The Netherlands-based server posted that it had credentials for 318,121 Facebook passwords; 59,549 Yahoo! logins, and 54,437 Google accounts. Additional groupings of compromised accounts included Twitter (21,708 passwords); and LinkedIn (8,490). The site also listed Russian language sites VKontakte and Odnoklassniki.
"You can also spot the notable presence of vk.com and odnoklassniki.ru, two social network websites aimed at Russian-speaking audiences, which probably indicates that a decent portion of the victims comprised [sic] were Russian speakers. Another interesting item on the list is the payroll service provider adp.com. It is only natural to have such domains in the mix, but it is surprising to see it ranked #9 on the top domains list. Facebook accounts are a nice catch for cyber criminals, but payroll services accounts could actually have direct financial repercussions," the blog post said.

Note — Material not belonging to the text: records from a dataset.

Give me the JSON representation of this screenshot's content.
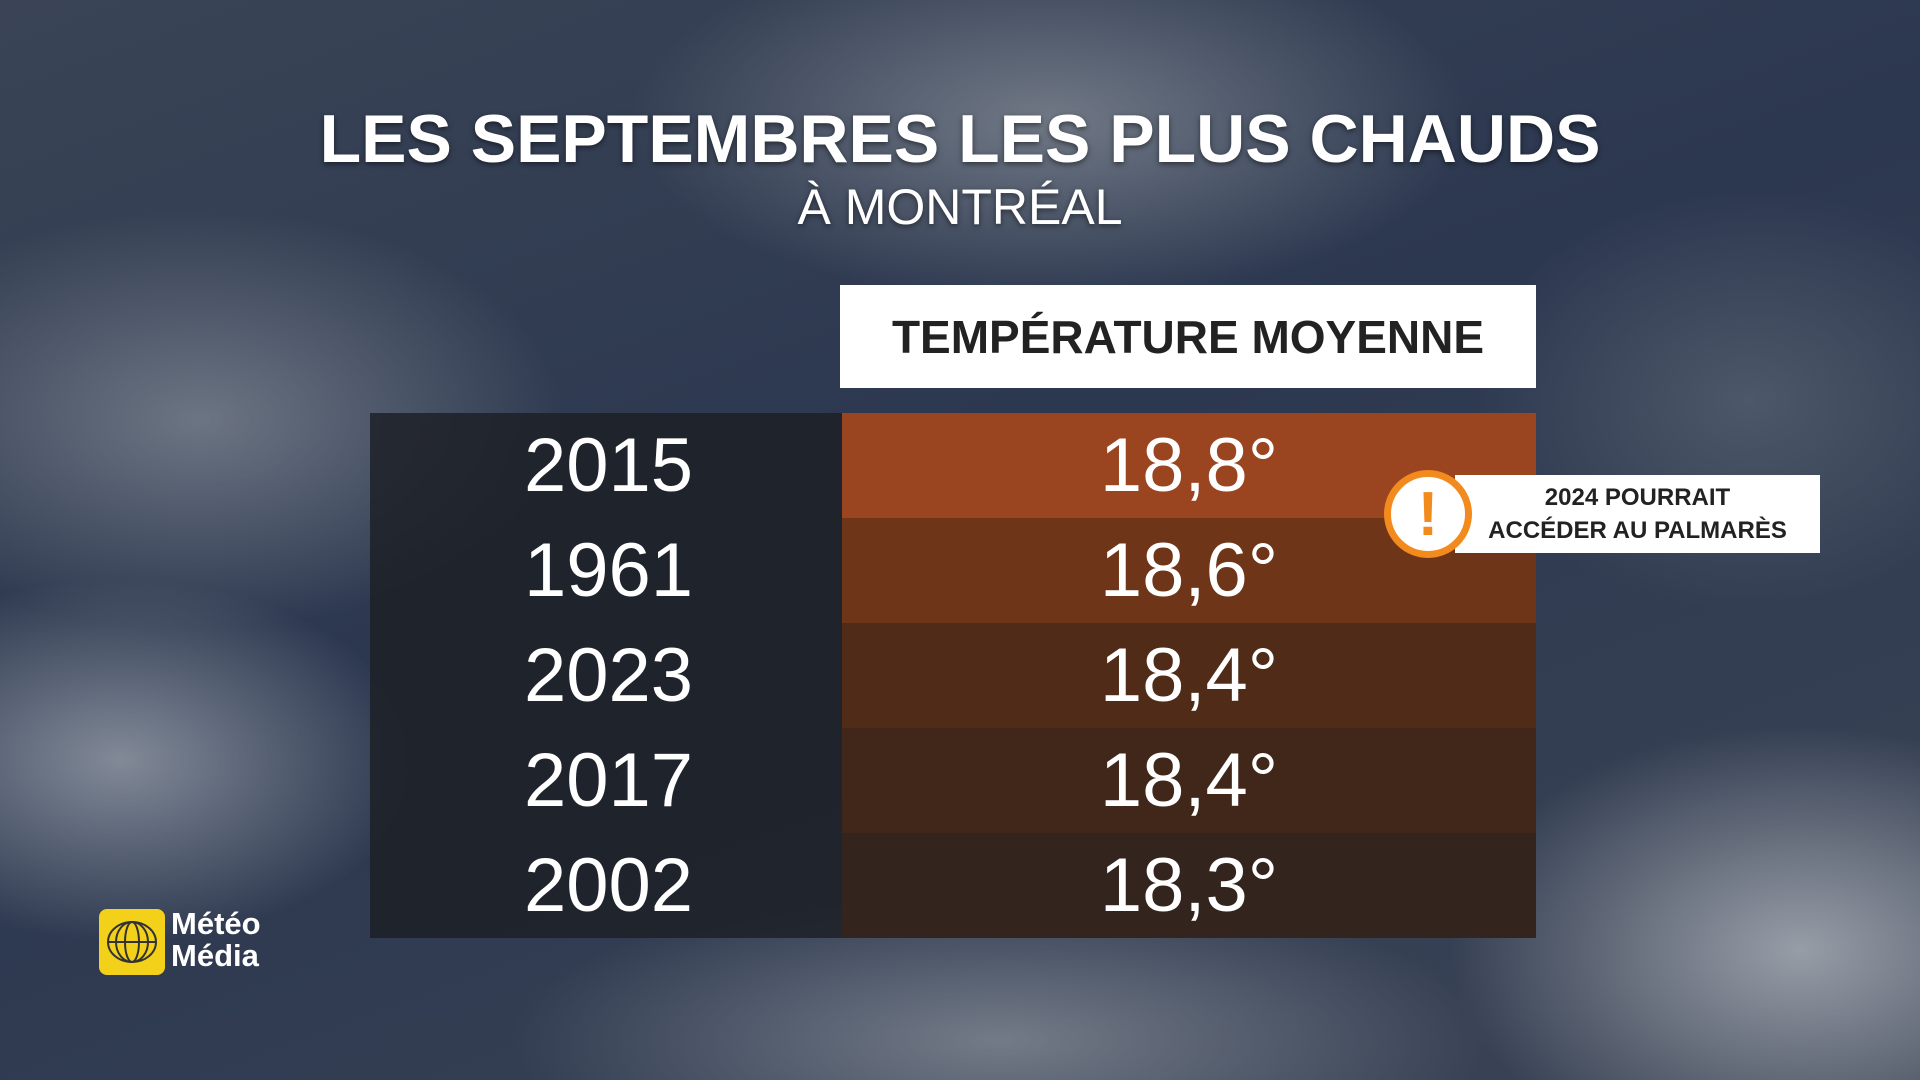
{
  "title": "LES SEPTEMBRES LES PLUS CHAUDS",
  "subtitle": "À MONTRÉAL",
  "table": {
    "header": "TEMPÉRATURE MOYENNE",
    "rows": [
      [
        "2015",
        "18,8°"
      ],
      [
        "1961",
        "18,6°"
      ],
      [
        "2023",
        "18,4°"
      ],
      [
        "2017",
        "18,4°"
      ],
      [
        "2002",
        "18,3°"
      ]
    ]
  },
  "callout": {
    "icon": "!",
    "lines": [
      "2024 POURRAIT",
      "ACCÉDER AU PALMARÈS"
    ]
  },
  "logo": {
    "lines": [
      "Météo",
      "Média"
    ]
  }
}
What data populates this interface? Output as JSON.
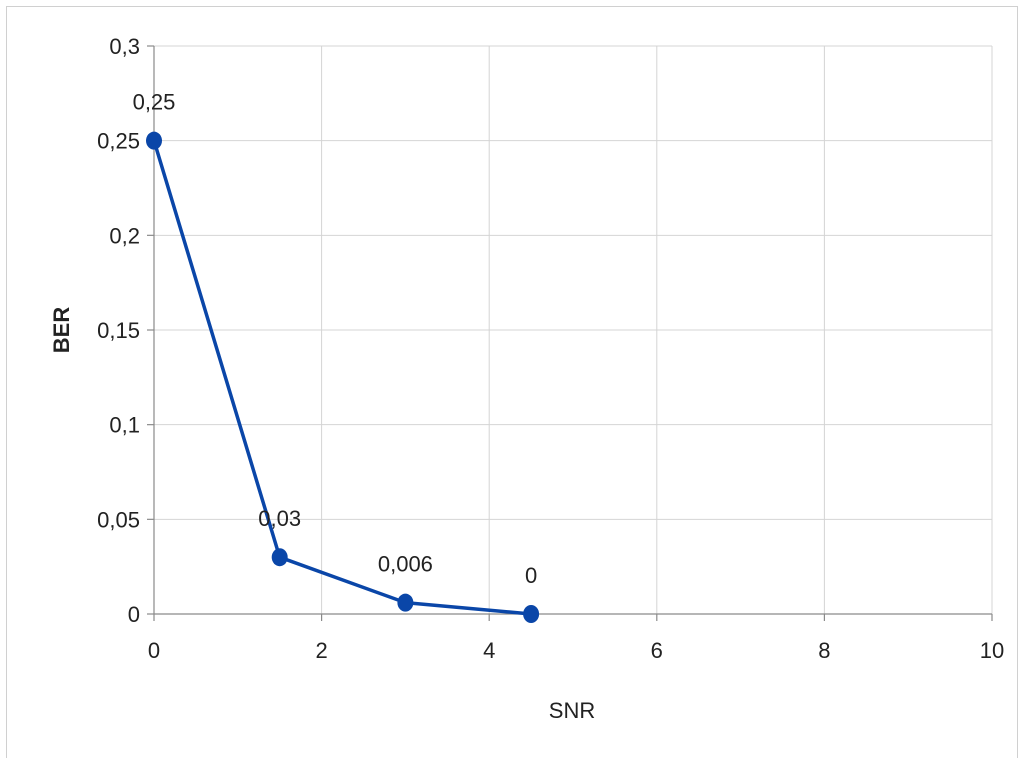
{
  "chart_data": {
    "type": "line",
    "title": "",
    "xlabel": "SNR",
    "ylabel": "BER",
    "xlim": [
      0,
      10
    ],
    "ylim": [
      0,
      0.3
    ],
    "x_ticks": [
      0,
      2,
      4,
      6,
      8,
      10
    ],
    "y_ticks": [
      0,
      0.05,
      0.1,
      0.15,
      0.2,
      0.25,
      0.3
    ],
    "x_tick_labels": [
      "0",
      "2",
      "4",
      "6",
      "8",
      "10"
    ],
    "y_tick_labels": [
      "0",
      "0,05",
      "0,1",
      "0,15",
      "0,2",
      "0,25",
      "0,3"
    ],
    "grid": true,
    "legend": "none",
    "series": [
      {
        "color": "#0a46a8",
        "points": [
          {
            "x": 0,
            "y": 0.25,
            "label": "0,25"
          },
          {
            "x": 1.5,
            "y": 0.03,
            "label": "0,03"
          },
          {
            "x": 3,
            "y": 0.006,
            "label": "0,006"
          },
          {
            "x": 4.5,
            "y": 0,
            "label": "0"
          }
        ]
      }
    ]
  }
}
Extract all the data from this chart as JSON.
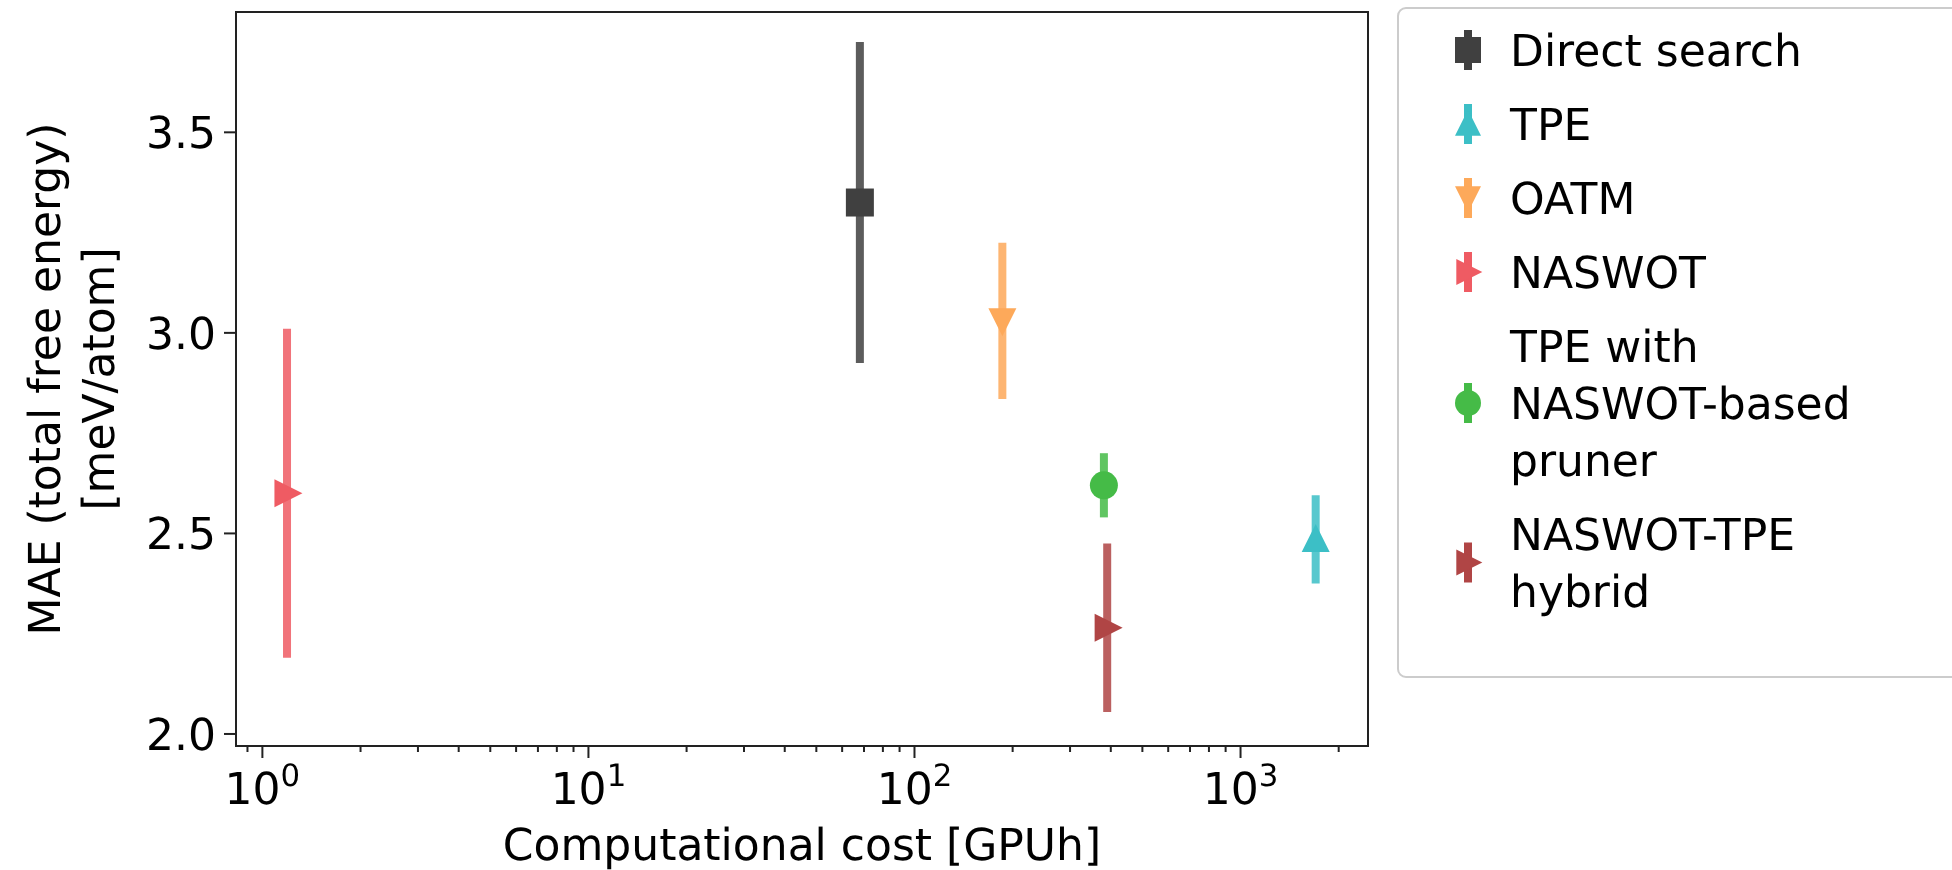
{
  "chart_data": {
    "type": "scatter",
    "xlabel": "Computational cost [GPUh]",
    "ylabel": "MAE (total free energy)\n[meV/atom]",
    "log": "x",
    "xlim": [
      0.83,
      2460
    ],
    "ylim": [
      1.97,
      3.8
    ],
    "xticks": [
      {
        "value": 1,
        "label": "10$^{0}$"
      },
      {
        "value": 10,
        "label": "10$^{1}$"
      },
      {
        "value": 100,
        "label": "10$^{2}$"
      },
      {
        "value": 1000,
        "label": "10$^{3}$"
      }
    ],
    "yticks": [
      {
        "value": 2,
        "label": "2.0"
      },
      {
        "value": 2.5,
        "label": "2.5"
      },
      {
        "value": 3,
        "label": "3.0"
      },
      {
        "value": 3.5,
        "label": "3.5"
      }
    ],
    "grid": false,
    "legend": "right",
    "series": [
      {
        "name": "Direct search",
        "color": "#404040",
        "marker": "square",
        "x": [
          68
        ],
        "values": [
          3.325
        ],
        "errors": [
          0.4
        ]
      },
      {
        "name": "TPE",
        "color": "#3cbfc6",
        "marker": "triangle",
        "x": [
          1700
        ],
        "values": [
          2.485
        ],
        "errors": [
          0.11
        ]
      },
      {
        "name": "OATM",
        "color": "#fda95a",
        "marker": "triangle-down",
        "x": [
          186
        ],
        "values": [
          3.03
        ],
        "errors": [
          0.195
        ]
      },
      {
        "name": "NASWOT",
        "color": "#ef5b63",
        "marker": "triangle-right",
        "x": [
          1.19
        ],
        "values": [
          2.6
        ],
        "errors": [
          0.41
        ]
      },
      {
        "name": "TPE with NASWOT-based pruner",
        "color": "#45bb47",
        "marker": "circle",
        "x": [
          381
        ],
        "values": [
          2.62
        ],
        "errors": [
          0.08
        ]
      },
      {
        "name": "NASWOT-TPE hybrid",
        "color": "#b04545",
        "marker": "triangle-right",
        "x": [
          390
        ],
        "values": [
          2.265
        ],
        "errors": [
          0.21
        ]
      }
    ]
  }
}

Passwords and login credentials were revealed by computers running botnet software, a malicious software that connects to a network to reveal keystrokes and other details without the user's knowledge. Criminal gangs often use botnets to steal large amounts of personal data that can be sold to other criminal gangs or held at ransom, BBC News reports.
It was unclear exactly which kind of malware infected victims' computers and sent information to the command-and-control server, PC World reports. The source code for the control panel software, called "Pony," was leaked at some point.
Trustwave said it notified Facebook and other sites and services before posting the blog entry. Facebook said it was not at fault, according to the BBC. "People can help protect themselves when using Facebook by activating Login Approvals and Login Notifications in their security settings," a spokesperson said.
"They will be notified when anyone tries to access their account from an unrecognized browser and new logins will require a unique passcode generated on their mobile phone," the spokesperson added.
It has been reported that compromised passwords came exclusively from the Netherlands. However it was clarified by ZDNet that the list is global. Still, the bulk of passwords appear to be from the Netherlands. The site attributes 1,828,452 passwords on 1,049,879 machines to the Netherlands, 7,029 passwords on 3,340 machines from Thailand, and 1,943 passwords from 859 machines from the United States. Several other countries were also listed. The Netherlands figure is inflated, likely because Trustwave could not specify a targeted country due to the attacker's use of a proxy server based in the Netherlands.
The reverse proxy was used to avoid detection and continue the scam for as long as possible, PC Mag reports.
"Outgoing traffic from an infected machine only shows a connection to the proxy server, which is easily replaceable in case it is taken down," the Trustwave blog post said. "While this behavior is interesting in-and-of itself, it does prevent us from learning more about the targeted countries in this attack, if there were any."